Because the Krupp scooter flopped, despite the impeccable Merkel engine. And although the company's heritage Alfried Krupp von Bohlen and Halbach himself rushed around with it. According to historian Ralf Stremmel from the Krupp archive, teenager Alfried even stood in front of the camera for a scooter commercial. It did not help: in 1922 Krupp stopped production after only three years.

How many "motor runners" the armaments giant produced in total, could not determine Stremmel. The fact that he did not succeed in the market, according to contemporary explanations, was mainly due to the poor road conditions. Added to this was the economic crisis of the Weimar Republic.
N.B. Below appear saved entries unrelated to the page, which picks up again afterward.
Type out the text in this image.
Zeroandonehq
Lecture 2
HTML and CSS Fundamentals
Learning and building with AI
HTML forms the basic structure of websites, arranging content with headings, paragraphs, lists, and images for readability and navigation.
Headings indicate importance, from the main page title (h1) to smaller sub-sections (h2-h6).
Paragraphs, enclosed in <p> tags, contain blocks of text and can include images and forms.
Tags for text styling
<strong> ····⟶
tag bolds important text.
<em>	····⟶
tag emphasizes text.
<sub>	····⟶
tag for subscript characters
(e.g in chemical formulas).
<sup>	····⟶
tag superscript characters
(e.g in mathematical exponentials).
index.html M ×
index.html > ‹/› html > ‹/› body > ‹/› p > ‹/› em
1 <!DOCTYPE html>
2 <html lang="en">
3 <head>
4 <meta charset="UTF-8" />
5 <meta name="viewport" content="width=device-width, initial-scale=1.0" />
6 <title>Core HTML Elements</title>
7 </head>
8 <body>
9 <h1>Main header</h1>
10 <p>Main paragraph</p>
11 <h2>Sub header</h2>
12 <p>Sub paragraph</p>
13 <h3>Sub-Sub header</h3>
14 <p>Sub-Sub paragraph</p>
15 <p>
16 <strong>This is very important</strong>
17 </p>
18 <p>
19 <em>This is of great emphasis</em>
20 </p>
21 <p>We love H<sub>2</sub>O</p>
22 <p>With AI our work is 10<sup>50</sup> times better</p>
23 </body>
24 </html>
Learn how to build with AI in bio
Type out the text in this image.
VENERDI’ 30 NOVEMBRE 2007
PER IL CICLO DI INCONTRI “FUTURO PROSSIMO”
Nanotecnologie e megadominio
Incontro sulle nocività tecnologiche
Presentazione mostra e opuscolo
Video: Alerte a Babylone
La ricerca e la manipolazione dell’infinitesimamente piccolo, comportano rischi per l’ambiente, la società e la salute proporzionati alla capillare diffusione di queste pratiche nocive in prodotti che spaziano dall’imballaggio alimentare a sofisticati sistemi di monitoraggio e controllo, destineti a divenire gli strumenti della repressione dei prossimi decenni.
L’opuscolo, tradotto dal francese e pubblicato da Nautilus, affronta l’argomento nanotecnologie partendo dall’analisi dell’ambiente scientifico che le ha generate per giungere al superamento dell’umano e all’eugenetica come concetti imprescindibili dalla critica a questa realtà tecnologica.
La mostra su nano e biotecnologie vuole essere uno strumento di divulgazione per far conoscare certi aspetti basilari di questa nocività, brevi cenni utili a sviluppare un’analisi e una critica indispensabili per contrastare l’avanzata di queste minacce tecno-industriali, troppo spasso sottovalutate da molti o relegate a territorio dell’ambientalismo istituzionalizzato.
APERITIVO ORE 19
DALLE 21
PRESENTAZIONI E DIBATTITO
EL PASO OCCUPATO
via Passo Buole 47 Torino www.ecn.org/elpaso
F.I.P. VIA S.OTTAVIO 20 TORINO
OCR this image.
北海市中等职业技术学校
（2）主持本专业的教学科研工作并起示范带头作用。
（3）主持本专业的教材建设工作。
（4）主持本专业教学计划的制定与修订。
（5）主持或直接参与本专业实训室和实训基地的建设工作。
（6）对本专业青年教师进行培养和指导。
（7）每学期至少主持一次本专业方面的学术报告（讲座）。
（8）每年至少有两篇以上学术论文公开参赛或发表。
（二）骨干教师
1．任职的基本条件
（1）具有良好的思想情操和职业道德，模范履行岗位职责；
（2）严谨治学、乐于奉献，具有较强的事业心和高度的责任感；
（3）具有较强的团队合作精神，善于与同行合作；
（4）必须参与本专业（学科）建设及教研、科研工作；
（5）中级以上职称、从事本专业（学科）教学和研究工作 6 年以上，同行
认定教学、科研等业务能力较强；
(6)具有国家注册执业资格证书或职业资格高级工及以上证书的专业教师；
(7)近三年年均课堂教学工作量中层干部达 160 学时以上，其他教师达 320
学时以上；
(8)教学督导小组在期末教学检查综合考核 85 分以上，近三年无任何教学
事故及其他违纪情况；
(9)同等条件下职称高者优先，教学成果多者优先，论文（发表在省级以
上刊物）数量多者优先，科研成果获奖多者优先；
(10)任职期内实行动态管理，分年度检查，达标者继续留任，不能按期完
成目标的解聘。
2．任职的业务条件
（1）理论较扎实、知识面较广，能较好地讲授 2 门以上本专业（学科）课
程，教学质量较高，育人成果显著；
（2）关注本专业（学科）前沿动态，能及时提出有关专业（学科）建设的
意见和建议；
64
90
Even in his country of origin, the scooter ancestor was not successful - the car was only produced until 1921. According to US historian Norton, this was due to the high price and the uncomfortable handling: "They were too expensive to leave at the door and too heavy to carry them inside."

In addition, the original scooter had been slow and loud, the driver had to laboriously push his vehicle to start, felt every bump. "Four-wheeled vehicles made the race for supremacy on the road back then," said Norton. Especially since the early scooter drivers did not even know where to drive: "On the road it was too stressful for the autopeds, on the sidewalk mostly prohibited" - very similar to the year 2019.

And women's rights activist Florence Norman, wearer of the British Equestrian Order and icon of the very first scooter era? Even the British suffragette switched from two- to four-wheelers: instead of posing dignifiedly on their parked scooter, Norman engaged in World War II for the destitute population - and rattled through a mobile field kitchen through London's streets.